Capricorn Equity Corp. v. Town of Chapel Hill Board of Adjustment, 334 N.C. 132 (1993)

A superior court is not to make findings of fact when conducting a certiorari review of a board of adjustment decision.

In 1990, petitioner applied for building permits to construct duplexes in the Town of Chapel Hill that would be rented to graduate students, permits which, after certain modifications were made, were issued. On July 27, 1990, after the duplexes were constructed, the town issued certificates of occupancy for the structures. On September 14, 1990, petitioner applied for permits authorizing the construction of three substantially similar structures at a different location. Each unit of the two unit structures was proposed to contain approximately 3,000 square feet, six bedrooms, three bathrooms and a kitchen and common eating area. Upon reviewing the plans, the town planning director determined that the proposed structures were "rooming houses" and not "duplexes" and, therefore, the permits were denied since the project did not comply with the applicable regulations for "rooming houses."

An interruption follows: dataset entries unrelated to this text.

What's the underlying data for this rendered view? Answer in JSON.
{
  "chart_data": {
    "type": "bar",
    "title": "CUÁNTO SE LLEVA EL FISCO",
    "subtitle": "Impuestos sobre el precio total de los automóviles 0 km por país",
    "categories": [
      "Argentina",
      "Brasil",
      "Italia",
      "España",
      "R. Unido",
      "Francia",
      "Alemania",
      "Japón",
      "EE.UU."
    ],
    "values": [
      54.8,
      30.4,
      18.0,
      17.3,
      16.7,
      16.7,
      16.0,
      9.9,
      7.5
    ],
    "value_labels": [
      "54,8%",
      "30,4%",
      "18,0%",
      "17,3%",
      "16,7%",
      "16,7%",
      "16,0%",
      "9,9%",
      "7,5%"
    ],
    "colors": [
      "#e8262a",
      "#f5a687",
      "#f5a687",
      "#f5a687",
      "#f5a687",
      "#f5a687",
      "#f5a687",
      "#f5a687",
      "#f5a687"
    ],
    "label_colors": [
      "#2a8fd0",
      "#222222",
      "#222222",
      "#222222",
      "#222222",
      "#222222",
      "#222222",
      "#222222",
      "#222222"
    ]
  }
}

Petitioner appealed the denial to the board of adjustment, which voted 6-4 that the structures were duplexes and thus permits should issue. However, the 6-4 vote was not sufficient to meet the four-fifth's vote requirement necessary under G.S. 160A-388 to reverse an administrative decision. In addition, nineteen days after the administrative decision, the Town Council amended the ordinance to provide, in part, that "[a] duplex structure with more than three (3) bedrooms within either dwelling unit shall be classified as a Rooming House...." On certiorari review, the superior court reversed, finding that the proposed structures were duplexes and directing that the requested permits be issued. The Court of Appeals reversed on the grounds that the superior court had failed to set forth findings of fact to support its conclusion or tending to show that the decision was an arbitrary, oppressive or an abuse of authority.

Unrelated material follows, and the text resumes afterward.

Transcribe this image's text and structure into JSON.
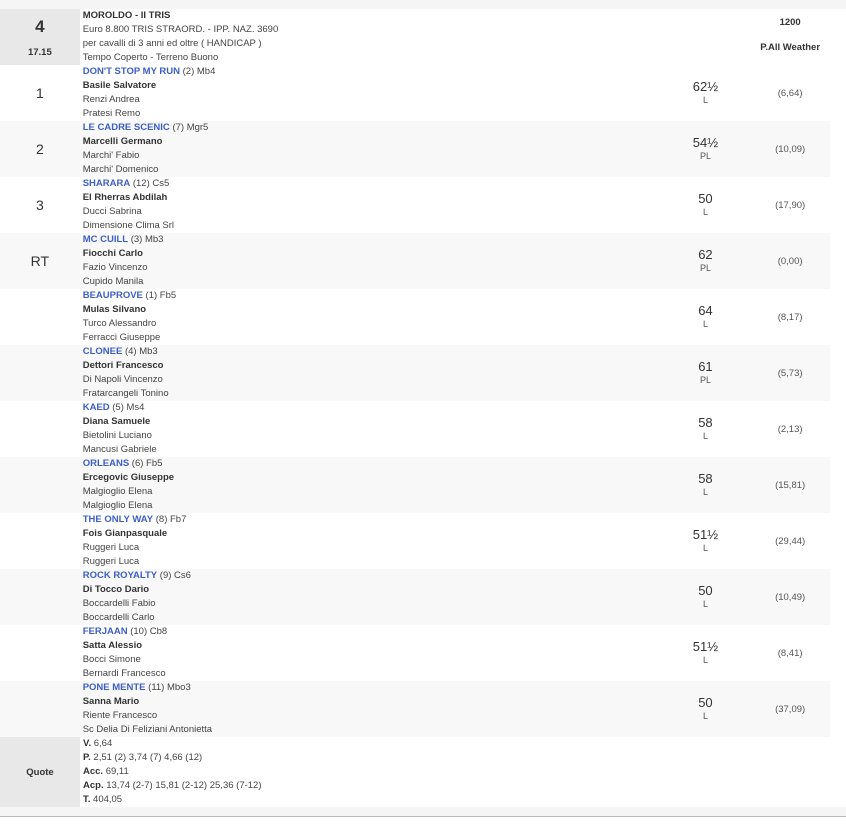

Noting that the review of a board of adjustment decision is on certiorari, the N.C. Supreme Court indicated that the superior court sits as an appellate court with review limited to a determination of whether there was sufficient evidence presented to the board of adjustment and whether the record reveals error of law. As an appellate court, the superior court does not make findings of fact and the Court of Appeals erred in remanding for such purpose. Turning to the record, the Supreme Court conducted a de novo review of the relevant ordinance provisions and concluded that the proposed units are duplexes and not rooming houses and are, therefore, permitted under the ordinance. Thus the board of adjustment should have reversed the administrative decision.